Aside from Syria-inspired risk aversion, big losses in emerging market currencies, jitters about Japan’s consumption tax, and falling US Treasury yields caused a massive unwind of short yen positions.
For many Japanese yen (JPY) pairs including USDJPY, Tuesday’s selloff was the largest one-day decline in nearly three weeks. The more-than-1% selloff in USDJPY and nearly 2% drop in AUDJPY and NZDJPY was caused by a confluence of factors.
Markets around the world sold off on concerns about an international military response to Syria, but that was not the only reason for the poor performance in the yen pairs. The yen crosses were also hit by a meltdown in emerging market currencies, uncertainty about the consumption tax in Japan, and the decline in US Treasury yields. At the end of the day, all of these factors led global investors to unwind their short yen positions.
Selling the yen against the US dollar (USD) and other major currencies was among the most popular trades this year, and even though there's still trillions of dollars in the short yen trade, if none of the recent uncertainties are resolved in a positive way, more investors could opt to unwind their long USDJPY positions in the near term.
In the long run, however, fundamentals still support a rally in USDJPY, but at this stage, buying on strength is probably smarter than buying on weakness unless the pair drops down to exceptional value points.
See also: The “Fear Trade” That’s Back in Play
Economic data in Japan continues to improve, with the country's small business confidence index ticking slightly higher. No data is scheduled for release overnight, but Bank of Japan (BoJ) Deputy Governor KikuoIwata will be speaking at the Kyoto Chamber of Commerce this evening.
Euro Stands Tall While Others Fall
While all other major currencies endured steep declines against the US dollar on Tuesday, the euro (EUR) recovered earlier losses to end the day higher against the greenback. For EURUSD, the 1.34 level is like a magnet for the pair, but Eurozone data has been good, which provides the underlying basis for euro strength.

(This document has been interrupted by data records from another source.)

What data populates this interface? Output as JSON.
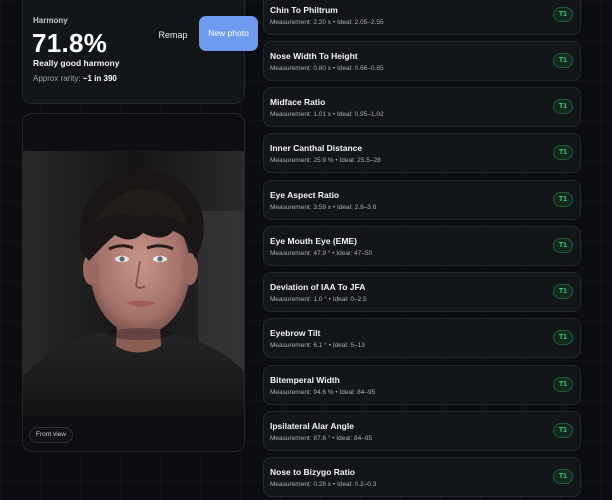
{
  "harmony": {
    "label": "Harmony",
    "score": "71.8%",
    "verdict": "Really good harmony",
    "rarity_label": "Approx rarity:",
    "rarity_value": "~1 in 390",
    "remap_label": "Remap",
    "new_photo_label": "New photo"
  },
  "photo": {
    "view_label": "Front view"
  },
  "metrics": [
    {
      "name": "Chin To Philtrum",
      "measurement": "2.20",
      "unit": "x",
      "ideal": "2.05–2.55",
      "tier": "T1"
    },
    {
      "name": "Nose Width To Height",
      "measurement": "0.80",
      "unit": "x",
      "ideal": "0.66–0.85",
      "tier": "T1"
    },
    {
      "name": "Midface Ratio",
      "measurement": "1.01",
      "unit": "x",
      "ideal": "0.95–1.02",
      "tier": "T1"
    },
    {
      "name": "Inner Canthal Distance",
      "measurement": "25.9",
      "unit": "%",
      "ideal": "25.5–28",
      "tier": "T1"
    },
    {
      "name": "Eye Aspect Ratio",
      "measurement": "3.59",
      "unit": "x",
      "ideal": "2.8–3.6",
      "tier": "T1"
    },
    {
      "name": "Eye Mouth Eye (EME)",
      "measurement": "47.9",
      "unit": "°",
      "ideal": "47–50",
      "tier": "T1"
    },
    {
      "name": "Deviation of IAA To JFA",
      "measurement": "1.0",
      "unit": "°",
      "ideal": "0–2.5",
      "tier": "T1"
    },
    {
      "name": "Eyebrow Tilt",
      "measurement": "6.1",
      "unit": "°",
      "ideal": "5–13",
      "tier": "T1"
    },
    {
      "name": "Bitemperal Width",
      "measurement": "94.6",
      "unit": "%",
      "ideal": "84–95",
      "tier": "T1"
    },
    {
      "name": "Ipsilateral Alar Angle",
      "measurement": "87.6",
      "unit": "°",
      "ideal": "84–95",
      "tier": "T1"
    },
    {
      "name": "Nose to Bizygo Ratio",
      "measurement": "0.28",
      "unit": "x",
      "ideal": "0.2–0.3",
      "tier": "T1"
    }
  ],
  "labels": {
    "measurement_prefix": "Measurement:",
    "ideal_prefix": "Ideal:"
  },
  "colors": {
    "accent_button": "#6e9bef",
    "tier_badge_text": "#36d07a",
    "tier_badge_bg": "#112a1d"
  }
}
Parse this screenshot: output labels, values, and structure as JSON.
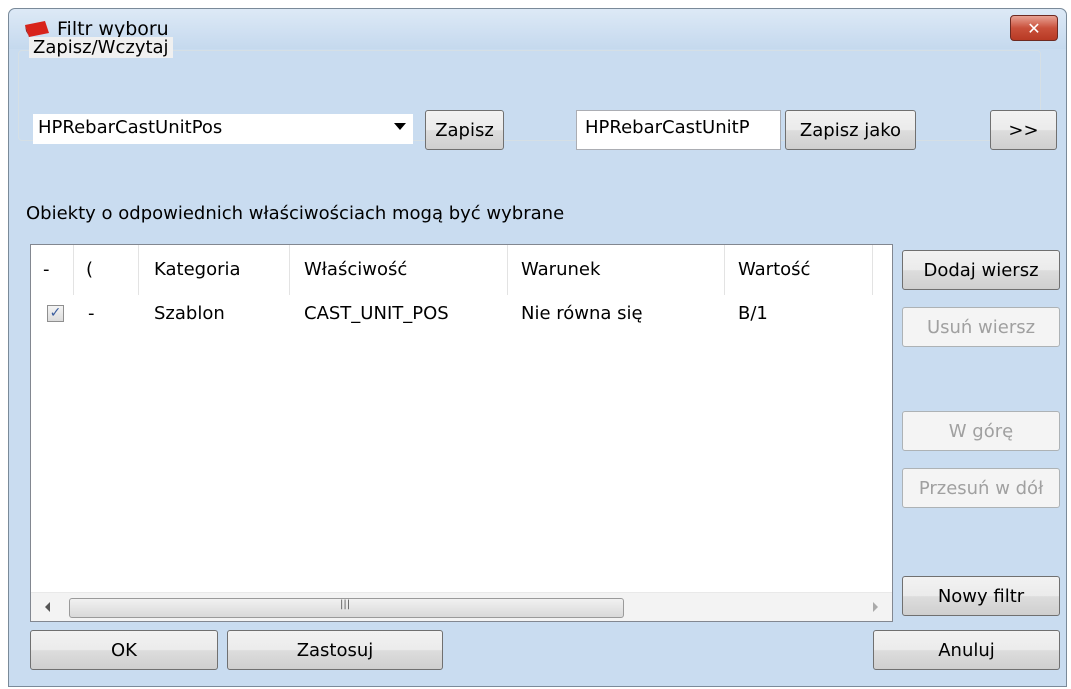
{
  "window": {
    "title": "Filtr wyboru",
    "close_label": "✕"
  },
  "save_load": {
    "group_label": "Zapisz/Wczytaj",
    "combo_value": "HPRebarCastUnitPos",
    "save_label": "Zapisz",
    "name_input_value": "HPRebarCastUnitP",
    "save_as_label": "Zapisz jako",
    "more_label": ">>"
  },
  "info_text": "Obiekty o odpowiednich właściwościach mogą być wybrane",
  "table": {
    "columns": [
      "-",
      "(",
      "Kategoria",
      "Właściwość",
      "Warunek",
      "Wartość"
    ],
    "rows": [
      {
        "checked": true,
        "paren": "-",
        "category": "Szablon",
        "property": "CAST_UNIT_POS",
        "condition": "Nie równa się",
        "value": "B/1"
      }
    ]
  },
  "side_buttons": {
    "add_row": "Dodaj wiersz",
    "remove_row": "Usuń wiersz",
    "move_up": "W górę",
    "move_down": "Przesuń w dół",
    "new_filter": "Nowy filtr"
  },
  "footer": {
    "ok": "OK",
    "apply": "Zastosuj",
    "cancel": "Anuluj"
  }
}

According to the IFO Institute, German businesses grew more optimistic about current and future conditions in the month of August. The IFO index rose to 107.5 from 10.6.2, with improvements seen in both sub-indices.

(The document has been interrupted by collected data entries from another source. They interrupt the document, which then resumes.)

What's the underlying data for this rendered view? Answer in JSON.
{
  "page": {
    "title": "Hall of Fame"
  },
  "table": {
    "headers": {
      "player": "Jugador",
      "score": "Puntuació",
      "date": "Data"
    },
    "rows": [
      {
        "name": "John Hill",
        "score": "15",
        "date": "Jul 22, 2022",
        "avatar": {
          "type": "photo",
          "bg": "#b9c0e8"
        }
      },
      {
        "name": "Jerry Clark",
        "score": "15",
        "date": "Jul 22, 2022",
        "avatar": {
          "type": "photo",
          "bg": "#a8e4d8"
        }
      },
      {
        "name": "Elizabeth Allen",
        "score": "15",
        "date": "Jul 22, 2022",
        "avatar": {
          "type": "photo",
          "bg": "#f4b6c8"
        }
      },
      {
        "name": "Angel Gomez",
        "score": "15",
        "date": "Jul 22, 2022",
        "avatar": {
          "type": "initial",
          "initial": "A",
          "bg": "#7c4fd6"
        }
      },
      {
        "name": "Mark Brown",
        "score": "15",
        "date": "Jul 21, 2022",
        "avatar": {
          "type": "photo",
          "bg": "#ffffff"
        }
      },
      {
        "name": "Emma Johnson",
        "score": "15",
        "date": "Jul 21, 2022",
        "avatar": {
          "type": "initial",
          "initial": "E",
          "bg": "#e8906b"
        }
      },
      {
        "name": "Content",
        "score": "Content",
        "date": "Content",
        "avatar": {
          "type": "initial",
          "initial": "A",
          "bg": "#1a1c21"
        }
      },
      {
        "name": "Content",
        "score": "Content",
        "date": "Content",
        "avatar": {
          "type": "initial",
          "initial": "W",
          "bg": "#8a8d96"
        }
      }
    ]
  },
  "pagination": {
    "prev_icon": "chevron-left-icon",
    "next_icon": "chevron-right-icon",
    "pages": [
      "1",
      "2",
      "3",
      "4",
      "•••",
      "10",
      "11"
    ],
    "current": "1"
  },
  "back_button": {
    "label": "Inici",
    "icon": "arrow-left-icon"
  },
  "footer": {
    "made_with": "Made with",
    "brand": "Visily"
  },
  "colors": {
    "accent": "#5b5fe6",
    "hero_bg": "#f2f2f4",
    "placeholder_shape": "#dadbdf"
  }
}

This report is consistent with other releases in the Eurozone, showing that the recovery is gaining momentum. However, the 1.34 level in EURUSD is still being tested, and without stabilization in sentiment, it may be difficult for this level to be breached in a meaningful way, even if the rest of this week's Eurozone economic reports are good.
All of the major Eurozone stock market indexes closed the day down more than 2%, while bond yield spreads in the region widened. The Eurozone is not of the woods yet, but compared to other parts of the world, its outlook is brighter, which could help the euro outperform other currencies besides the US dollar.
No Eurozone economic reports are scheduled for release on Wednesday, but German unemployment and retail sales numbers are expected later this week.